For immediate use
Workwise leading by example with personalised budgets
A Suffolk mental health charity has praised a new funding system, which has allowed it to provide its vital services to a wider range of people.
Workwise, based in Bury St Edmunds, says the recent introduction of personalised budgets – for people needing to access health or social care – has led to a huge increase in the number people accessing its services across Suffolk.
Personalised budgets were first introduced in the UK in 2008 and rolled out nationwide in 2010 as part of the Government’s much heralded ‘personalisation’ plan. The plan aimed to give service users greater choice and control over the care and support they receive. Under the new system once an individual’s needs have been professionally assessed they are provided with a budget to spend on a range of care options, leaving them able to choose their preferred service provider.

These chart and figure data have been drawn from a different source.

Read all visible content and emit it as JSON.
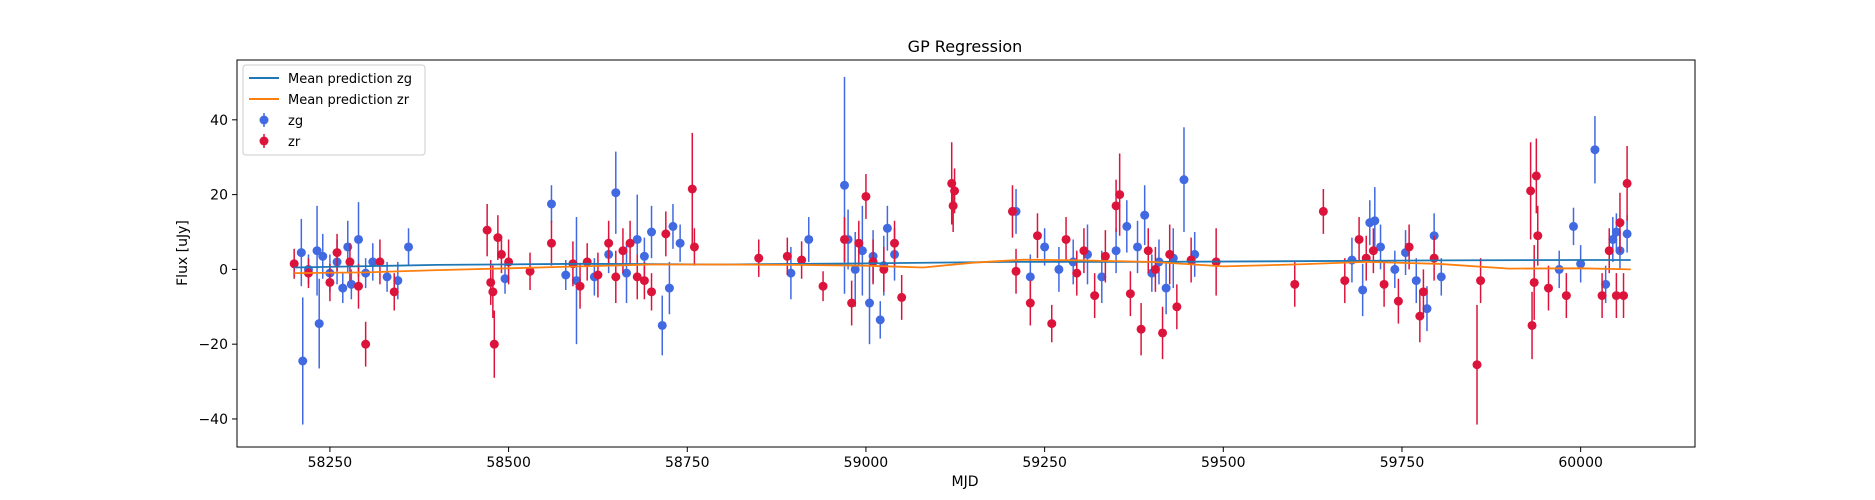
{
  "chart_data": {
    "type": "scatter",
    "title": "GP Regression",
    "xlabel": "MJD",
    "ylabel": "Flux [uJy]",
    "xlim": [
      58120,
      60160
    ],
    "ylim": [
      -47.5,
      56
    ],
    "xticks": [
      58250,
      58500,
      58750,
      59000,
      59250,
      59500,
      59750,
      60000
    ],
    "yticks": [
      -40,
      -20,
      0,
      20,
      40
    ],
    "tick_labels_x": [
      "58250",
      "58500",
      "58750",
      "59000",
      "59250",
      "59500",
      "59750",
      "60000"
    ],
    "tick_labels_y": [
      "−40",
      "−20",
      "0",
      "20",
      "40"
    ],
    "grid": false,
    "legend_position": "top-left",
    "legend": [
      {
        "label": "Mean prediction zg",
        "kind": "line",
        "color": "#1f77b4"
      },
      {
        "label": "Mean prediction zr",
        "kind": "line",
        "color": "#ff7f0e"
      },
      {
        "label": "zg",
        "kind": "errorbar",
        "color": "#4169e1"
      },
      {
        "label": "zr",
        "kind": "errorbar",
        "color": "#dc143c"
      }
    ],
    "series": [
      {
        "name": "Mean prediction zg",
        "type": "line",
        "color": "#1f77b4",
        "points": [
          [
            58200,
            0.5
          ],
          [
            58400,
            1.2
          ],
          [
            58600,
            1.5
          ],
          [
            58800,
            1.3
          ],
          [
            59000,
            1.6
          ],
          [
            59200,
            2.0
          ],
          [
            59400,
            2.0
          ],
          [
            59600,
            2.2
          ],
          [
            59800,
            2.4
          ],
          [
            60000,
            2.5
          ],
          [
            60070,
            2.5
          ]
        ]
      },
      {
        "name": "Mean prediction zr",
        "type": "line",
        "color": "#ff7f0e",
        "points": [
          [
            58200,
            -1.0
          ],
          [
            58300,
            -0.8
          ],
          [
            58400,
            -0.2
          ],
          [
            58500,
            0.3
          ],
          [
            58600,
            0.8
          ],
          [
            58700,
            1.3
          ],
          [
            58800,
            1.3
          ],
          [
            58900,
            1.2
          ],
          [
            59000,
            1.0
          ],
          [
            59080,
            0.5
          ],
          [
            59150,
            1.8
          ],
          [
            59220,
            2.6
          ],
          [
            59300,
            2.4
          ],
          [
            59400,
            2.0
          ],
          [
            59500,
            0.8
          ],
          [
            59600,
            1.3
          ],
          [
            59700,
            2.0
          ],
          [
            59800,
            1.5
          ],
          [
            59900,
            0.2
          ],
          [
            60000,
            0.3
          ],
          [
            60070,
            0.0
          ]
        ]
      },
      {
        "name": "zg",
        "type": "errorbar",
        "color": "#4169e1",
        "points": [
          [
            58210,
            4.5,
            9
          ],
          [
            58212,
            -24.5,
            17
          ],
          [
            58220,
            0,
            4
          ],
          [
            58232,
            5,
            12
          ],
          [
            58235,
            -14.5,
            12
          ],
          [
            58240,
            3.5,
            6
          ],
          [
            58250,
            -1,
            5
          ],
          [
            58260,
            2,
            6
          ],
          [
            58268,
            -5,
            4
          ],
          [
            58275,
            6,
            7
          ],
          [
            58280,
            -4,
            4
          ],
          [
            58290,
            8,
            10
          ],
          [
            58300,
            -1,
            4
          ],
          [
            58310,
            2,
            5
          ],
          [
            58330,
            -2,
            4
          ],
          [
            58345,
            -3,
            5
          ],
          [
            58360,
            6,
            5
          ],
          [
            58495,
            -2.5,
            4
          ],
          [
            58560,
            17.5,
            5
          ],
          [
            58580,
            -1.5,
            4
          ],
          [
            58595,
            -3,
            17
          ],
          [
            58620,
            -2,
            5
          ],
          [
            58640,
            4,
            5
          ],
          [
            58650,
            20.5,
            11
          ],
          [
            58665,
            -1,
            8
          ],
          [
            58680,
            8,
            12
          ],
          [
            58690,
            3.5,
            5
          ],
          [
            58700,
            10,
            7
          ],
          [
            58715,
            -15,
            8
          ],
          [
            58725,
            -5,
            7
          ],
          [
            58730,
            11.5,
            6
          ],
          [
            58740,
            7,
            5
          ],
          [
            58895,
            -1,
            7
          ],
          [
            58920,
            8,
            6
          ],
          [
            58970,
            22.5,
            29
          ],
          [
            58975,
            8,
            8
          ],
          [
            58985,
            0,
            10
          ],
          [
            58995,
            5,
            12
          ],
          [
            59005,
            -9,
            11
          ],
          [
            59010,
            3.5,
            7
          ],
          [
            59020,
            -13.5,
            5
          ],
          [
            59025,
            1,
            8
          ],
          [
            59030,
            11,
            6
          ],
          [
            59040,
            4,
            7
          ],
          [
            59210,
            15.5,
            6
          ],
          [
            59230,
            -2,
            6
          ],
          [
            59250,
            6,
            5
          ],
          [
            59270,
            0,
            6
          ],
          [
            59290,
            2,
            6
          ],
          [
            59310,
            4,
            8
          ],
          [
            59330,
            -2,
            7
          ],
          [
            59350,
            5,
            6
          ],
          [
            59365,
            11.5,
            7
          ],
          [
            59380,
            6,
            7
          ],
          [
            59390,
            14.5,
            8
          ],
          [
            59400,
            -1,
            5
          ],
          [
            59410,
            2,
            6
          ],
          [
            59420,
            -5,
            7
          ],
          [
            59430,
            3,
            8
          ],
          [
            59445,
            24,
            14
          ],
          [
            59460,
            4,
            6
          ],
          [
            59680,
            2.5,
            6
          ],
          [
            59695,
            -5.5,
            7
          ],
          [
            59705,
            12.5,
            6
          ],
          [
            59712,
            13,
            9
          ],
          [
            59720,
            6,
            6
          ],
          [
            59740,
            0,
            5
          ],
          [
            59755,
            4.5,
            6
          ],
          [
            59770,
            -3,
            6
          ],
          [
            59785,
            -10.5,
            6
          ],
          [
            59795,
            9,
            6
          ],
          [
            59805,
            -2,
            5
          ],
          [
            59970,
            0,
            5
          ],
          [
            59990,
            11.5,
            5
          ],
          [
            60000,
            1.5,
            5
          ],
          [
            60020,
            32,
            9
          ],
          [
            60035,
            -4,
            5
          ],
          [
            60045,
            8,
            6
          ],
          [
            60050,
            10,
            5
          ],
          [
            60055,
            5,
            5
          ],
          [
            60065,
            9.5,
            5
          ]
        ]
      },
      {
        "name": "zr",
        "type": "errorbar",
        "color": "#dc143c",
        "points": [
          [
            58200,
            1.5,
            4
          ],
          [
            58220,
            -1,
            4
          ],
          [
            58250,
            -3.5,
            5
          ],
          [
            58260,
            4.5,
            5
          ],
          [
            58278,
            2,
            5
          ],
          [
            58290,
            -4.5,
            6
          ],
          [
            58300,
            -20,
            6
          ],
          [
            58320,
            2,
            6
          ],
          [
            58340,
            -6,
            5
          ],
          [
            58470,
            10.5,
            7
          ],
          [
            58475,
            -3.5,
            6
          ],
          [
            58478,
            -6,
            7
          ],
          [
            58480,
            -20,
            9
          ],
          [
            58485,
            8.5,
            6
          ],
          [
            58490,
            4,
            5
          ],
          [
            58500,
            2,
            6
          ],
          [
            58530,
            -0.5,
            5
          ],
          [
            58560,
            7,
            6
          ],
          [
            58590,
            1.5,
            6
          ],
          [
            58600,
            -4.5,
            6
          ],
          [
            58610,
            2,
            5
          ],
          [
            58625,
            -1.5,
            6
          ],
          [
            58640,
            7,
            6
          ],
          [
            58650,
            -2,
            7
          ],
          [
            58660,
            5,
            6
          ],
          [
            58670,
            7,
            6
          ],
          [
            58680,
            -2,
            6
          ],
          [
            58690,
            -3,
            5
          ],
          [
            58700,
            -6,
            5
          ],
          [
            58720,
            9.5,
            6
          ],
          [
            58757,
            21.5,
            15
          ],
          [
            58760,
            6,
            5
          ],
          [
            58850,
            3,
            5
          ],
          [
            58890,
            3.5,
            5
          ],
          [
            58910,
            2.5,
            5
          ],
          [
            58940,
            -4.5,
            4
          ],
          [
            58970,
            8,
            6
          ],
          [
            58980,
            -9,
            6
          ],
          [
            58990,
            7,
            6
          ],
          [
            59000,
            19.5,
            6
          ],
          [
            59010,
            2,
            6
          ],
          [
            59025,
            0,
            6
          ],
          [
            59040,
            7,
            6
          ],
          [
            59050,
            -7.5,
            6
          ],
          [
            59120,
            23,
            11
          ],
          [
            59122,
            17,
            7
          ],
          [
            59124,
            21,
            6
          ],
          [
            59205,
            15.5,
            7
          ],
          [
            59210,
            -0.5,
            6
          ],
          [
            59230,
            -9,
            6
          ],
          [
            59240,
            9,
            6
          ],
          [
            59260,
            -14.5,
            5
          ],
          [
            59280,
            8,
            6
          ],
          [
            59295,
            -1,
            6
          ],
          [
            59305,
            5,
            6
          ],
          [
            59320,
            -7,
            6
          ],
          [
            59335,
            3.5,
            7
          ],
          [
            59350,
            17,
            7
          ],
          [
            59355,
            20,
            11
          ],
          [
            59370,
            -6.5,
            6
          ],
          [
            59385,
            -16,
            7
          ],
          [
            59395,
            5,
            6
          ],
          [
            59405,
            0,
            6
          ],
          [
            59415,
            -17,
            7
          ],
          [
            59425,
            4,
            8
          ],
          [
            59435,
            -10,
            6
          ],
          [
            59455,
            2.5,
            6
          ],
          [
            59490,
            2,
            9
          ],
          [
            59600,
            -4,
            6
          ],
          [
            59640,
            15.5,
            6
          ],
          [
            59670,
            -3,
            6
          ],
          [
            59690,
            8,
            6
          ],
          [
            59700,
            3,
            6
          ],
          [
            59710,
            5,
            6
          ],
          [
            59725,
            -4,
            6
          ],
          [
            59745,
            -8.5,
            6
          ],
          [
            59760,
            6,
            6
          ],
          [
            59775,
            -12.5,
            7
          ],
          [
            59780,
            -6,
            6
          ],
          [
            59795,
            3,
            6
          ],
          [
            59855,
            -25.5,
            16
          ],
          [
            59860,
            -3,
            6
          ],
          [
            59930,
            21,
            13
          ],
          [
            59932,
            -15,
            9
          ],
          [
            59935,
            -3.5,
            10
          ],
          [
            59938,
            25,
            10
          ],
          [
            59940,
            9,
            8
          ],
          [
            59955,
            -5,
            6
          ],
          [
            59980,
            -7,
            6
          ],
          [
            60030,
            -7,
            6
          ],
          [
            60040,
            5,
            6
          ],
          [
            60050,
            -7,
            6
          ],
          [
            60055,
            12.5,
            8
          ],
          [
            60060,
            -7,
            6
          ],
          [
            60065,
            23,
            10
          ]
        ]
      }
    ]
  }
}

Since the introduction of personalised budgets Workwise has seen an increase of 438% in referrals to its service. Of all those attending the various Workwise training centres 54% have utilised their personalised budgets to pay for their support, a testimony to the value given to the charity’s work.
Val Beresford, Workwise Chief Executive, said: “When personalised budgets were first introduced there was a lot of scepticism and there was a lot of fear of how charities like us may be effected. However, we decided to grasp the nettle and by working closely with commissioners, care co-ordinators and clients we have managed to turn the new system to our advantage.
“Our performance proves personalised budgets can work in the mental health arena, we really our leading the field in this aspect, an achievement we are very proud of. Of course the most important outcome is more people are now benefitting from the services we provide, helping more and more people to recover from mental ill health. Another bonus is that now we are working directly with care coordinators we can now offer our services to people across the county, where as previously we were restricted to supporting those in and around Bury St Edmunds.”
In the past 25 years the charity has helped 5,000 people with long-term mental ill health back into work, gain qualifications or to take part in community activities. Its most recent annual report revealed that over the past two years 674 of the 1,000 people it has worked with have gone back into open employment, voluntary work or further education.